Hypertoric Fukaya categories and categories O

TL;DR

This paper establishes an equivalence between a category O from conical symplectic resolutions and a Fukaya category, providing new insights into their structure and relationships through microlocal sheaves and Floer theory.

Contribution

It proves that the category O for toric hyperkähler manifolds is equivalent to a partially wrapped Fukaya category, connecting deformation quantization and symplectic geometry.

Findings

Equivalence between category O and Fukaya categories for toric hyperkähler manifolds.

Formality of simple objects in the Fukaya category.

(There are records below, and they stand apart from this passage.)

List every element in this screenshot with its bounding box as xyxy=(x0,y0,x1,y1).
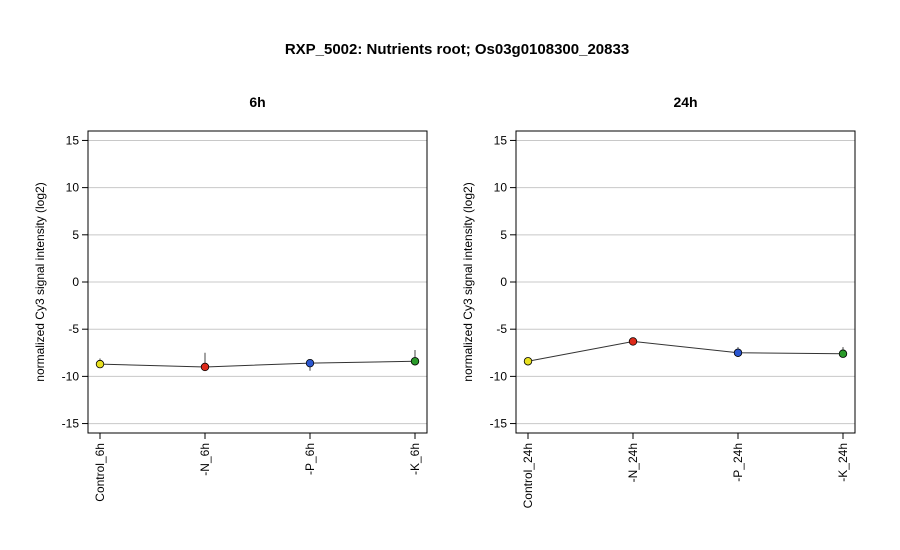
series-line xyxy=(527,340,844,362)
y-tick-label: -10 xyxy=(490,369,508,383)
y-tick-label: 5 xyxy=(500,228,507,242)
panel-6h: 6h 15 10 5 0 -5 -10 -15 normalized Cy3 signal in… xyxy=(33,94,428,502)
y-tick-label: 10 xyxy=(494,181,508,195)
x-tick-label: Control_24h xyxy=(521,443,535,508)
y-tick-label: 15 xyxy=(494,133,508,147)
data-point xyxy=(410,357,420,366)
data-point xyxy=(733,348,743,357)
x-tick-label: -K_24h xyxy=(836,443,850,482)
panel-24h: 24h 15 10 5 0 -5 -10 -15 normalized Cy3 signal i… xyxy=(461,94,856,508)
chart-title: RXP_5002: Nutrients root; Os03g0108300_2… xyxy=(285,41,629,58)
panel-title: 24h xyxy=(673,94,697,110)
series-line xyxy=(99,360,416,368)
data-point xyxy=(838,349,848,358)
data-point xyxy=(628,337,638,346)
data-point xyxy=(95,359,105,369)
y-tick-label: -10 xyxy=(62,369,80,383)
y-tick-label: 15 xyxy=(66,133,80,147)
data-point xyxy=(200,362,210,372)
y-tick-label: 0 xyxy=(72,275,79,289)
y-tick-label: -15 xyxy=(490,417,508,431)
x-tick-label: -K_6h xyxy=(408,443,422,475)
panel-title: 6h xyxy=(249,94,265,110)
y-tick-label: 5 xyxy=(72,228,79,242)
y-axis-label: normalized Cy3 signal intensity (log2) xyxy=(33,182,47,381)
x-tick-label: Control_6h xyxy=(93,443,107,502)
y-tick-label: 10 xyxy=(66,181,80,195)
x-tick-label: -N_24h xyxy=(626,443,640,482)
y-tick-label: -5 xyxy=(68,322,79,336)
data-point xyxy=(305,358,315,368)
y-tick-label: -5 xyxy=(496,322,507,336)
x-tick-label: -N_6h xyxy=(198,443,212,476)
y-axis-label: normalized Cy3 signal intensity (log2) xyxy=(461,182,475,381)
x-tick-label: -P_24h xyxy=(731,443,745,482)
y-tick-label: -15 xyxy=(62,417,80,431)
y-tick-label: 0 xyxy=(500,275,507,289)
data-point xyxy=(523,357,533,366)
x-tick-label: -P_6h xyxy=(303,443,317,475)
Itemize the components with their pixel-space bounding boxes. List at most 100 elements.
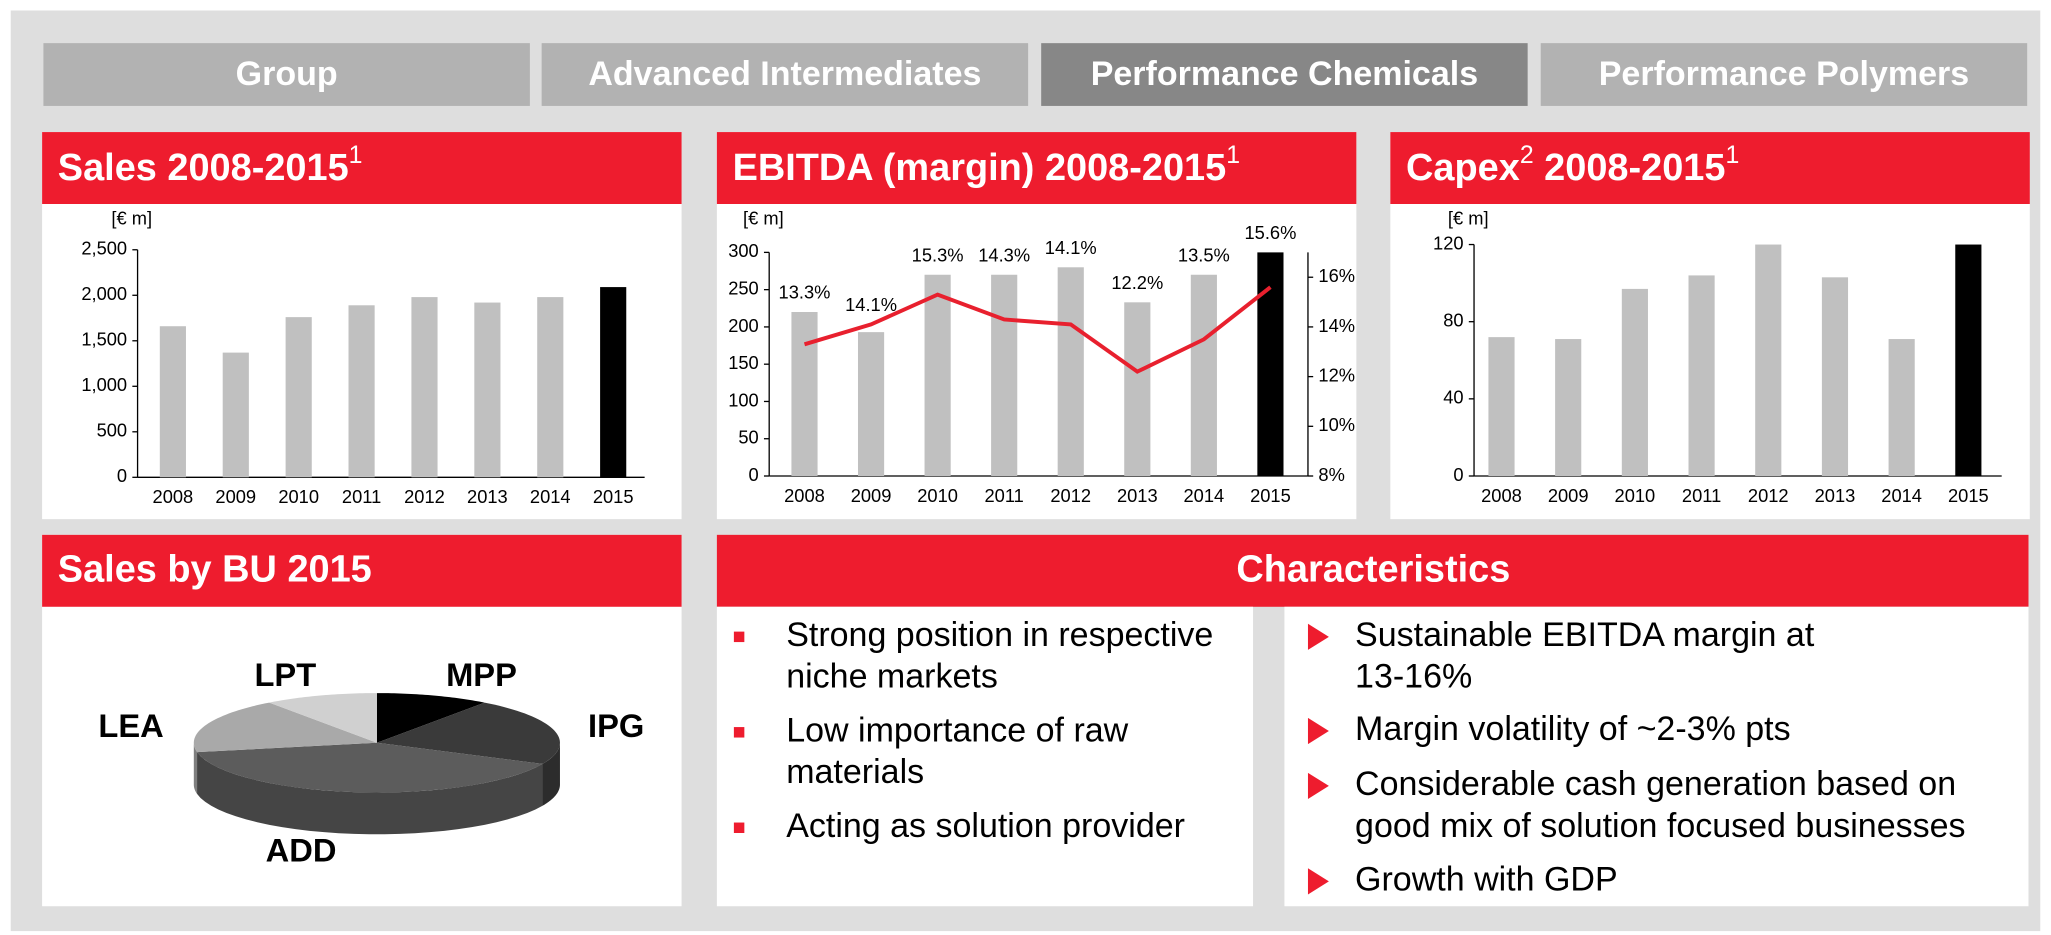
bar [1621, 288, 1648, 476]
x-tick-label: 2008 [153, 486, 194, 507]
bullet [733, 631, 745, 643]
y-tick-label: 2,500 [81, 238, 127, 259]
bar [1190, 274, 1217, 476]
panel-title: Capex2 2008-20151 [1406, 142, 1739, 189]
title-superscript: 1 [1725, 142, 1739, 169]
list-item: good mix of solution focused businesses [1355, 807, 1965, 845]
bar [285, 317, 312, 478]
x-tick-label: 2012 [1050, 485, 1091, 506]
bar [791, 312, 818, 476]
y2-tick-label: 12% [1318, 364, 1355, 385]
x-tick-label: 2011 [342, 486, 381, 507]
x-tick-label: 2010 [1615, 485, 1656, 506]
bar [857, 332, 885, 476]
y-tick-label: 2,000 [81, 283, 127, 304]
data-label: 15.3% [912, 244, 964, 265]
panel-title: Sales 2008-20151 [58, 142, 363, 189]
y-tick-label: 120 [1433, 232, 1464, 253]
y-tick-label: 80 [1443, 310, 1463, 331]
x-tick-label: 2010 [917, 485, 958, 506]
tab [1540, 43, 2028, 106]
list-item: Considerable cash generation based on [1355, 765, 1956, 803]
pie-slice [376, 702, 560, 806]
y2-tick-label: 16% [1318, 265, 1355, 286]
pie-label: ADD [266, 831, 337, 868]
bar [1755, 244, 1782, 476]
bar [1888, 339, 1915, 476]
panel [1284, 606, 2029, 907]
bar [1821, 277, 1849, 476]
x-tick-label: 2014 [1184, 485, 1225, 506]
bar [1688, 275, 1715, 476]
bullet [733, 727, 745, 738]
bar [474, 302, 501, 478]
line [803, 285, 1272, 374]
title-text: Capex [1406, 147, 1520, 189]
list-item: Margin volatility of ~2-3% pts [1355, 710, 1791, 748]
y2-tick-label: 14% [1318, 315, 1355, 336]
pie-slice-side [197, 752, 543, 835]
bar [1488, 337, 1515, 476]
title-superscript: 2 [1520, 142, 1534, 169]
pie-label: MPP [446, 656, 517, 693]
tab [43, 43, 530, 106]
x-tick-label: 2009 [851, 485, 892, 506]
y-tick-label: 150 [728, 352, 759, 373]
list-item: Sustainable EBITDA margin at [1355, 616, 1815, 654]
y2-tick-label: 10% [1318, 414, 1355, 435]
x-tick-label: 2008 [1481, 485, 1522, 506]
bar [924, 274, 951, 476]
y-tick-label: 0 [1453, 464, 1463, 485]
pie-slice-top [269, 693, 377, 743]
pie-slice [269, 693, 377, 743]
tab-label: Performance Chemicals [1091, 55, 1478, 93]
y-tick-label: 500 [97, 420, 128, 441]
bar [1257, 252, 1284, 476]
pie-slice-side [542, 742, 560, 806]
pie-slice-top [376, 693, 485, 743]
unit-label: [€ m] [111, 208, 152, 229]
x-tick-label: 2011 [1682, 485, 1721, 506]
list-item: materials [786, 753, 924, 791]
bar [1955, 244, 1982, 476]
x-tick-label: 2014 [1881, 485, 1922, 506]
tab-label: Performance Polymers [1599, 55, 1969, 93]
list-item: Acting as solution provider [786, 807, 1185, 845]
bar [411, 297, 438, 478]
list-item: Strong position in respective [786, 616, 1213, 654]
pie-slice-top [197, 742, 543, 793]
bar [1555, 339, 1582, 476]
bar [1124, 302, 1151, 476]
panel [716, 606, 1254, 907]
bar [348, 305, 375, 478]
bullet [1307, 772, 1329, 799]
panel-header [716, 132, 1357, 204]
list-item: niche markets [786, 658, 998, 696]
x-tick-label: 2013 [467, 486, 508, 507]
panel-title: Characteristics [1236, 548, 1510, 590]
unit-label: [€ m] [1448, 208, 1489, 229]
pie-slice [193, 702, 377, 794]
x-tick-label: 2010 [278, 486, 319, 507]
x-tick-label: 2011 [985, 485, 1024, 506]
unit-label: [€ m] [743, 208, 784, 229]
title-superscript: 1 [349, 142, 363, 169]
data-label: 14.1% [845, 294, 897, 315]
y-tick-label: 300 [728, 240, 759, 261]
tab-label: Advanced Intermediates [588, 55, 981, 93]
x-tick-label: 2015 [1948, 485, 1989, 506]
tab [1041, 43, 1528, 106]
title-text: EBITDA (margin) 2008-2015 [733, 147, 1227, 189]
pie-slice-top [193, 702, 377, 753]
pie-label: LPT [254, 656, 316, 693]
bar [222, 352, 249, 478]
data-label: 14.1% [1045, 237, 1097, 258]
title-superscript: 1 [1226, 142, 1240, 169]
pie-slice-side [193, 742, 198, 794]
y-tick-label: 200 [728, 315, 759, 336]
title-text: Sales 2008-2015 [58, 147, 349, 189]
bar [991, 274, 1018, 476]
pie-slice [197, 742, 543, 835]
panel-header [1390, 132, 2030, 204]
panel-header [42, 534, 682, 607]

Koszul duality and Calabi-Yau structures in the context of these categories.

Abstract

To a conical symplectic resolution with Hamiltonian torus action, Braden--Proudfoot--Licata--Webster associate a category O, defined using deformation quantization (DQ) modules. It has long been expected, though not stated precisely in the literature, that category O also admits a "Betti-type" realization as the Fukaya--Seidel category of a Lefschetz fibration. In this paper, we confirm that the category O associated to a toric hyperk\"ahler manifold is equivalent to the partially wrapped Fukaya category of a Liouville manifold stopped by the fiber of a J-holomorphic moment map. The proof involves relating earlier DQ-module computations to a new computation of microlocal perverse sheaves. Leveraging known results on (de Rham) hypertoric category O, we deduce several Floer-theoretic consequences, including formality of simple objects and Koszul duality for the (fully) wrapped Fukaya category; conversely, by applying results about microlocal sheaves, we produce a relative Calabi-Yau structure on category O.